Is the permit system in Tenn a revenue generator or does it just cover its own costs?

That's another good incremental step, make the permit fees only as much as require to run the system so it can't be used as a revenue source and it becomes easier to do away with it later as no one is "losing money."

Publicola said...

Miss Tam,
I hate to bug ya mid hypothetical pounce, but where exactly in that constitution of which you typed does it grant that the supreme court is the final arbitrator of constitutional matters*?

Were I in ed's hypothetical position I could very easily argue that those (presumed**) passages highlighted in Heller are mere dicta & not binding, with the only relevant part being the declaration of an individual Right & d.c.'s gun owner control scheme crossed the line. Though avoiding beclowning myself would involve Wardrobe Consultant Team 6 at minimum...

* I can't find it. In fact Federalist #78, in part argues against the idea. The court kind-of, sort-of assumed that power in Marbury v Madison, but it's arguable that that move itself was unconstitutional. I'd argue, as Madison & Jefferson did, that the final arbitrator of the constitution is you. & me. & anyone else literate enough to read the text. Messy, yes, but otherwise we'd descend into a de facto oligarch, administered by a bunch of old shamans in spiffy robes.

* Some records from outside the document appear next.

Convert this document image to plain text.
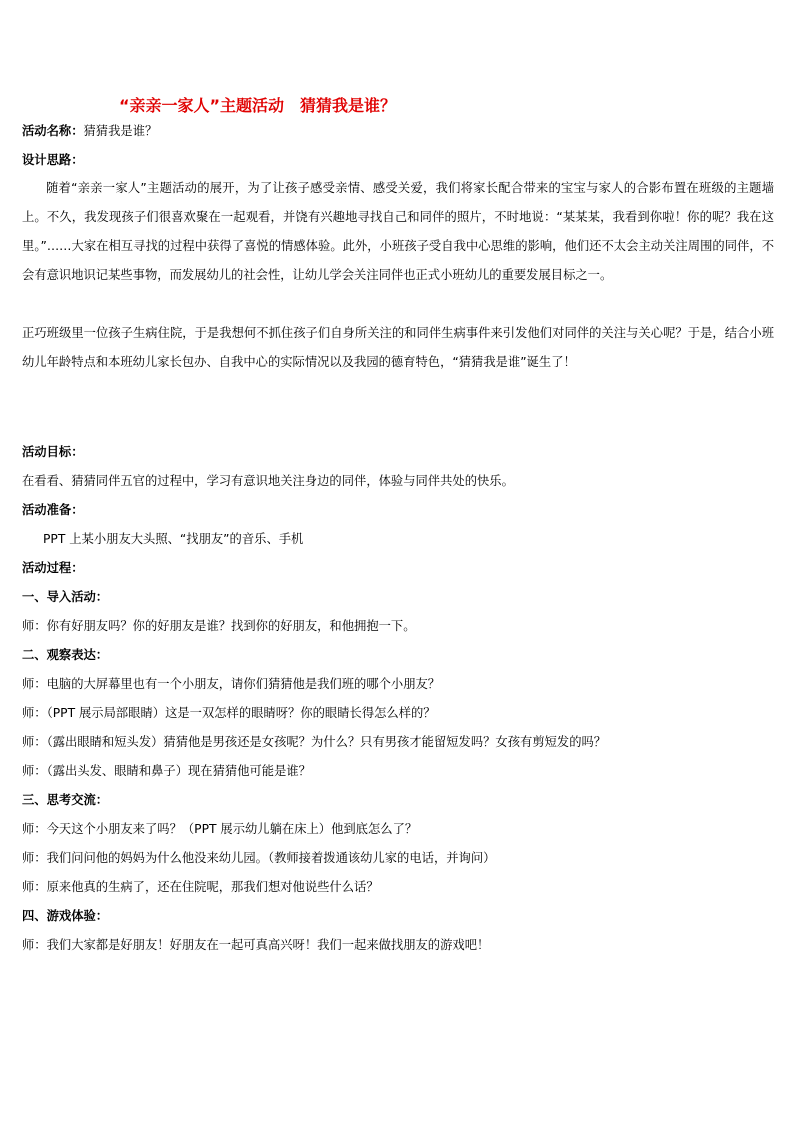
“亲亲一家人”主题活动　猜猜我是谁？
活动名称：猜猜我是谁？
设计思路：
随着“亲亲一家人”主题活动的展开，为了让孩子感受亲情、感受关爱，我们将家长配合带来的宝宝与家人的合影布置在班级的主题墙上。不久，我发现孩子们很喜欢聚在一起观看，并饶有兴趣地寻找自己和同伴的照片，不时地说：“某某某，我看到你啦！你的呢？我在这里。”……大家在相互寻找的过程中获得了喜悦的情感体验。此外，小班孩子受自我中心思维的影响，他们还不太会主动关注周围的同伴，不会有意识地识记某些事物，而发展幼儿的社会性，让幼儿学会关注同伴也正式小班幼儿的重要发展目标之一。
正巧班级里一位孩子生病住院，于是我想何不抓住孩子们自身所关注的和同伴生病事件来引发他们对同伴的关注与关心呢？于是，结合小班幼儿年龄特点和本班幼儿家长包办、自我中心的实际情况以及我园的德育特色，“猜猜我是谁”诞生了！
活动目标：
在看看、猜猜同伴五官的过程中，学习有意识地关注身边的同伴，体验与同伴共处的快乐。
活动准备：
PPT 上某小朋友大头照、“找朋友”的音乐、手机
活动过程：
一、导入活动：
师：你有好朋友吗？你的好朋友是谁？找到你的好朋友，和他拥抱一下。
二、观察表达：
师：电脑的大屏幕里也有一个小朋友，请你们猜猜他是我们班的哪个小朋友？
师：（PPT 展示局部眼睛）这是一双怎样的眼睛呀？你的眼睛长得怎么样的？
师：（露出眼睛和短头发）猜猜他是男孩还是女孩呢？为什么？只有男孩才能留短发吗？女孩有剪短发的吗？
师：（露出头发、眼睛和鼻子）现在猜猜他可能是谁？
三、思考交流：
师：今天这个小朋友来了吗？（PPT 展示幼儿躺在床上）他到底怎么了？
师：我们问问他的妈妈为什么他没来幼儿园。（教师接着拨通该幼儿家的电话，并询问）
师：原来他真的生病了，还在住院呢，那我们想对他说些什么话？
四、游戏体验：
师：我们大家都是好朋友！好朋友在一起可真高兴呀！我们一起来做找朋友的游戏吧！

** Depending of course if you would have highlighted the sections I think you would have highlighted. I'll admit up front I never had any talent at reading the minds of pretty ladies (or I'd have not had to buy so many drinks in my youth), so I is just guestimating what you'd have presented as your supporting text.

Tam said...

Publicola,

That's what I'd respond myself were I in that situation and foolish enough to leave myself open to that line of attack by using "Constitutional Carry" instead of heading it off at the pass by using "Vermont-style Carry".

FWIW, no matter how factually correct our cites, a jury of twelve of our peers is going to think we're one of those "fringe on the flag" kooks simply because the persecutor has a sheepskin from law school and we don't.

Why borrow unnecessary trouble when you can win without it?

Sebastian said...

How does "you and me" being the final arbiters work? How do you make law from the constitutional opinions of 300 million separate individuals? Through our elected representatives? That seems a recipe for having no rights at all, and everything being at the will of legislators.